A model based assessment of redistribution dependent elimination and bioavailability of rifabutin.

The autoinduction characteristic of rifabutin (RIF) following multiple oral dosing was investigated via pharmacokinetic modeling. A two-compartment model with first-order absorption was fit to plasma RIF data obtained from a study conducted in healthy normal volunteers following both a single and multiple oral doses.

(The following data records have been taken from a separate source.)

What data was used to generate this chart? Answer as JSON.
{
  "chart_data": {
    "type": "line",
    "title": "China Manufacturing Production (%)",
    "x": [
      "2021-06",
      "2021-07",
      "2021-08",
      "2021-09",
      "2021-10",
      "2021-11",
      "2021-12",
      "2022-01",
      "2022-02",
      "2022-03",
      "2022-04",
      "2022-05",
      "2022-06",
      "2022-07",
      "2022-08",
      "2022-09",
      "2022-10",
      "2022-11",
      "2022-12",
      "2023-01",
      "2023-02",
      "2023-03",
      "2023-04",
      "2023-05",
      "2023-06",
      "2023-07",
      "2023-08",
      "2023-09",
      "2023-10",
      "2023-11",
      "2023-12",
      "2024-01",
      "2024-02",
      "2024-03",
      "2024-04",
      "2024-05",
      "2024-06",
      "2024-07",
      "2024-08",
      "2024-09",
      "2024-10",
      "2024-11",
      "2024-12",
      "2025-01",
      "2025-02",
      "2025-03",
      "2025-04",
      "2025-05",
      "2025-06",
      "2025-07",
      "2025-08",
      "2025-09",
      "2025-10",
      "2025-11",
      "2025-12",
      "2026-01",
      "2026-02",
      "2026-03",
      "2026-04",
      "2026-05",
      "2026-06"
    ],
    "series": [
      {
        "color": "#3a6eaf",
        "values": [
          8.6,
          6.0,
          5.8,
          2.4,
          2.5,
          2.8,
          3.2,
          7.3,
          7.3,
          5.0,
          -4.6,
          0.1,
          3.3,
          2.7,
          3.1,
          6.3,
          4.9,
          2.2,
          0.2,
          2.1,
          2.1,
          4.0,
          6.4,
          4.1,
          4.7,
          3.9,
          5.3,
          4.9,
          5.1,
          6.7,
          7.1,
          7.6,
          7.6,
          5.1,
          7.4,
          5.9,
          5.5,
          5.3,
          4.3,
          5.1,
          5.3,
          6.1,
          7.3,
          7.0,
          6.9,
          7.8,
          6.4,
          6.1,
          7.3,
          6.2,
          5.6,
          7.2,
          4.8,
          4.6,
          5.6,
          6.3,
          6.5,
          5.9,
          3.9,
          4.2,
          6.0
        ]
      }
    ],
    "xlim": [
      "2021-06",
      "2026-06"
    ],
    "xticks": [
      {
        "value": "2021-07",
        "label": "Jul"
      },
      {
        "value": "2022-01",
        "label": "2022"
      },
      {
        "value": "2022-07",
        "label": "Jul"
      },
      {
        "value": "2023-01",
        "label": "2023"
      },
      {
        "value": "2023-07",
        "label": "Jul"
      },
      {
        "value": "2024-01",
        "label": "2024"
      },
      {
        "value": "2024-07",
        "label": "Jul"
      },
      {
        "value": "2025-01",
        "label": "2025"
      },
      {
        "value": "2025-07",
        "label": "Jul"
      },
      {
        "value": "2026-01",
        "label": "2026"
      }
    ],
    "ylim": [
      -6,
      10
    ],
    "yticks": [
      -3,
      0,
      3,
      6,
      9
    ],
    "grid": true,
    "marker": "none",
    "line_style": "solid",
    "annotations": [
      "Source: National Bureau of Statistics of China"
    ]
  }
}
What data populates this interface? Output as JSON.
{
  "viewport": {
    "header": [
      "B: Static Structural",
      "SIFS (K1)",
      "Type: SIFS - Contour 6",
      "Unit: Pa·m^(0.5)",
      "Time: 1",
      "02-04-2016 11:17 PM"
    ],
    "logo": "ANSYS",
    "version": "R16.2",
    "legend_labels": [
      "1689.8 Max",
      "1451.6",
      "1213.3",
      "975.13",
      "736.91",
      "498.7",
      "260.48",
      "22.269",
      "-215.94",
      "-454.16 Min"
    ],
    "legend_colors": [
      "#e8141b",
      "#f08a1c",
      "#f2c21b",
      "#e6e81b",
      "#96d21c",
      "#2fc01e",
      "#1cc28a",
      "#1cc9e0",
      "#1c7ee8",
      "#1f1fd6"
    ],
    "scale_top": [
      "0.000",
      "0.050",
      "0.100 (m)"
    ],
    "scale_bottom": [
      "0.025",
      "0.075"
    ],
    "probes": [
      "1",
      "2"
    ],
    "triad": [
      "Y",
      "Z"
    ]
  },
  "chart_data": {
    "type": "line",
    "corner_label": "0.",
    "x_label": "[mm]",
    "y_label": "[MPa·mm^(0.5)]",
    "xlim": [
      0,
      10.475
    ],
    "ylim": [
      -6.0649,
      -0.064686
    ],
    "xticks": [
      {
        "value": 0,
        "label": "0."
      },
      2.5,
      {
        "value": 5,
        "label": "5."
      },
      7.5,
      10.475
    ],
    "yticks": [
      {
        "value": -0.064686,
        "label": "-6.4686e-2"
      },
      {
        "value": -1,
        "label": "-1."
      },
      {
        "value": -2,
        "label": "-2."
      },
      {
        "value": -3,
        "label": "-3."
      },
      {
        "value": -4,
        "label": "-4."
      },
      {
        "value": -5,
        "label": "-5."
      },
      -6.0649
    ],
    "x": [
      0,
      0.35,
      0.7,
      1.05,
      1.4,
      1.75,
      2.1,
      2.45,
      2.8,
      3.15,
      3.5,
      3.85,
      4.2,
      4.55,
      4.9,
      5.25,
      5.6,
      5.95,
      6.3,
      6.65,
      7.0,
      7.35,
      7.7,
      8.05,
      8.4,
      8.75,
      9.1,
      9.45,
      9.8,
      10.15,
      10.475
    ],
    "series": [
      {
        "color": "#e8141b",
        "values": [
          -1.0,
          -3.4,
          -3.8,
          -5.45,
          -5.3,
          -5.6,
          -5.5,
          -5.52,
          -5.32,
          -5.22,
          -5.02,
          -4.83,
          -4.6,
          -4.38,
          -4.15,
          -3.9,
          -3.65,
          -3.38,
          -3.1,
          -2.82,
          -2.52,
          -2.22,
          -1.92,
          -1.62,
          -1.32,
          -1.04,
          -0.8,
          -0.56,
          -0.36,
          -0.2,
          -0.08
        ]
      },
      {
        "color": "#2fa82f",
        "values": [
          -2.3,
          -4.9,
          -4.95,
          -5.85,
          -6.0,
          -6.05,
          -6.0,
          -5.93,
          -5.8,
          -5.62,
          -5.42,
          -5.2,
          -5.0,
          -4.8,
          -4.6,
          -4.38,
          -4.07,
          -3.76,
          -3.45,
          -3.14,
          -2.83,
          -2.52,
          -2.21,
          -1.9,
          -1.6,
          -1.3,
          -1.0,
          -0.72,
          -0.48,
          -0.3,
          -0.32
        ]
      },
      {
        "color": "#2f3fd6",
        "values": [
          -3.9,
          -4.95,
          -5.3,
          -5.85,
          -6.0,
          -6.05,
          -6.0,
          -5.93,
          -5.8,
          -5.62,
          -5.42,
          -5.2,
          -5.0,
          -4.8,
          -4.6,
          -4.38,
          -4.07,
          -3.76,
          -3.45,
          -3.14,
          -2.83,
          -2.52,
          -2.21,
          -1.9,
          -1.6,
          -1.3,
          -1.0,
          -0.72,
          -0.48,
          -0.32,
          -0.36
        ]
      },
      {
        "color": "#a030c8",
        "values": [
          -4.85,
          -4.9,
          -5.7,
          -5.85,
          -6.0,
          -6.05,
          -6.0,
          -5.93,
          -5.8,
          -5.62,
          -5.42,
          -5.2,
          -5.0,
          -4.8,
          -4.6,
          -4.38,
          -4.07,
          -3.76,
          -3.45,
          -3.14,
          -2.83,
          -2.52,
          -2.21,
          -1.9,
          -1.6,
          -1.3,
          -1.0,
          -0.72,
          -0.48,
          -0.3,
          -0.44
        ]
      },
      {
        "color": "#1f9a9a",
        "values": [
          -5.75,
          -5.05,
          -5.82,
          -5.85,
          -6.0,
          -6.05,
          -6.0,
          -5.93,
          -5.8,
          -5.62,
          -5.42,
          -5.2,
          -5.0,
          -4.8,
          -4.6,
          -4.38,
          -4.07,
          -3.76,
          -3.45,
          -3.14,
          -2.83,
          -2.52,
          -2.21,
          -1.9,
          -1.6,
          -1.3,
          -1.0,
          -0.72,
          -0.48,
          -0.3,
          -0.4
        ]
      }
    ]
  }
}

Parameter estimates showed an elimination rate constant (k10) of about 0.12-0.14 h-1 which was independent of the single or multiple-dosing condition. The lower-than-expected drug accumulation following multiple dosing seems to suggest that prolonged dosing perturbs the linear kinetic system. However, this analysis has shown no significant changes (p > 0.05) in the rate constants describing RIF absorption, tissue distribution/redistribution, and elimination. The mean rate of drug redistribution from the tissue compartment (k21; 0.04-0.06 h-1) was twofold to threefold lower than k10, and, with a large steady-state distribution volume (Vss/F after a single dose, 1630 L), RIF elimination appears to be dependent on drug redistribution. This hypothesis was further supported by a significant correlation (p < 0.01) between RIF tissue redistribution (k21) and terminal disposition phase rate (lambda z) constants. The redistribution dependent elimination of RIF also helps explain the stability of the terminal half-life under both single and multiple-dosing paradigms. Urinary excretion of RIF and its 25-O-deacetyl metabolite totalled less than 7% of the oral dose following single dosing, and decreased to about 4% after multiple dosing. For individual patients, the decrease in urinary recovery of the 25-O-deacetyl metabolite was directly proportional to the decrease in urinary RIF recovery. In addition, both estimates of the model intercepts (A and B) were lower following multiple dosing. Further analyses revealed a linear relationship between A and B intercepts, and also between the urinary RIF recovery and the B intercept. These relationships, in conjunction with the lack of significant increase in the rate of elimination, indicate that induction of presystemic extrahepatic metabolism and/or decrease in the extent of oral absorption may be the primary causes for the lower-than-expected systemic RIF plasma levels after multiple oral dosing.